Applying the above changes to the division of marital property formulated by the trial court, the net value of the items awarded to Jean remains unchanged; 1 the amount of Lester’s award, however, is increased by the value of the assets erroneously set-off to him. In evaluating the propriety of this distribution, we are guided by the factors set forth in Iowa Code section 598.21(1) (1985). Our critical inquiry is whether the distribution is equitable in the particular circumstances of this case. In re Marriage of Wallace, 315 N.W.2d 827, 830 (Iowa Ct.App.1981). We recognize that each marital partner is entitled to a just and equitable share of the property accumulated through their joint efforts. In re Marriage of Hitchcock, 309 N.W.2d 432, 437 (Iowa 1981). Furthermore, all economic aspects of the decree must be considered in conjunction in ascer-tabling its overall equitability.
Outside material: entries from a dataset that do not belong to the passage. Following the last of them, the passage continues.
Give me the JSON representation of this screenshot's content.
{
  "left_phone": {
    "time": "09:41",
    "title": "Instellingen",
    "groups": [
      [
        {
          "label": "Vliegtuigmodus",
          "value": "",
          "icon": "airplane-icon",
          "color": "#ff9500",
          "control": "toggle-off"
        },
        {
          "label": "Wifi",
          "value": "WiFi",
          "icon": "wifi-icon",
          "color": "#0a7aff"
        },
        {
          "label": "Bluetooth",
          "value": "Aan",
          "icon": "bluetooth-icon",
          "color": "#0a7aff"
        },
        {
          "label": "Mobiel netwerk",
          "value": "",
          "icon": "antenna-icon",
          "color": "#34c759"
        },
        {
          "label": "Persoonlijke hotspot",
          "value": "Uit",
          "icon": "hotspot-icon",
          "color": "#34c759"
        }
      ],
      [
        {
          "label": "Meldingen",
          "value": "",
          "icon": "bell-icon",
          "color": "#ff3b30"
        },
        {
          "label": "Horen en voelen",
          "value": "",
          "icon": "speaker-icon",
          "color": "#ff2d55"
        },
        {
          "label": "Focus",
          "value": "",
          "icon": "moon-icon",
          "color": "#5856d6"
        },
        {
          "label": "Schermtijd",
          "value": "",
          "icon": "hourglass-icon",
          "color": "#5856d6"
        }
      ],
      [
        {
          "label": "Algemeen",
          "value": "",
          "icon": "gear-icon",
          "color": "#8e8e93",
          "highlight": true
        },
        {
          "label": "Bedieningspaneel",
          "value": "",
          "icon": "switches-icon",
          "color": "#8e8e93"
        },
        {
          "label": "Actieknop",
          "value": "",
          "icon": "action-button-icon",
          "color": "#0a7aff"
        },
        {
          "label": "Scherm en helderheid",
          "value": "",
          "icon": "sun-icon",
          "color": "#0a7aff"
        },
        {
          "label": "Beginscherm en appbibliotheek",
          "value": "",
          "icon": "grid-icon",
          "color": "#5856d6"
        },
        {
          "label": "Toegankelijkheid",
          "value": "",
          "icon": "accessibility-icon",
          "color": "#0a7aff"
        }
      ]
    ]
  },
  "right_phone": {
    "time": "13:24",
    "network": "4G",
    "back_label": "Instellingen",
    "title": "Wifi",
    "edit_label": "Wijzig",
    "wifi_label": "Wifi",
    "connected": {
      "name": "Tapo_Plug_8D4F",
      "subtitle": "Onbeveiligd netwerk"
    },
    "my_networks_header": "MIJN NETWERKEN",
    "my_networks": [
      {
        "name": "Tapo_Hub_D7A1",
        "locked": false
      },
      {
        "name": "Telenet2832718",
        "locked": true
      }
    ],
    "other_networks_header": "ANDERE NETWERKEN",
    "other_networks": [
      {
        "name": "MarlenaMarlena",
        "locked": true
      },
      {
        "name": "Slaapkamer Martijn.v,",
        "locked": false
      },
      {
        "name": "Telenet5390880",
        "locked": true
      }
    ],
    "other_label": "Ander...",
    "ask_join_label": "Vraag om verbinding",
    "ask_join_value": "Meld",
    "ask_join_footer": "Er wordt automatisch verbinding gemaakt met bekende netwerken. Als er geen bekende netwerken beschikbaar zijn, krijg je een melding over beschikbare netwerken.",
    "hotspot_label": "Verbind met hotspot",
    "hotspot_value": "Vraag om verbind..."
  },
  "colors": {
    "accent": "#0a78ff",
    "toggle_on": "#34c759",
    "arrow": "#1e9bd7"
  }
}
In re Marriage of Behn, 385 N.W.2d 540, 543 (Iowa 1986).

After carefully scrutinizing the record in light of these principles, we conclude that the division of property should be slightly modified to reflect the findings made in this appeal. Accordingly, we think that Lester should be ordered to pay Jean the sum of $8,000 payable in $1,000 annual installments, plus accrued interest. This modification gives each party a nearly equal share of the marital property, which we feel is justified in the circumstances of this case. See In re Marriage of Byall, 353 N.W.2d 103, 106 (Iowa Ct.App.1984).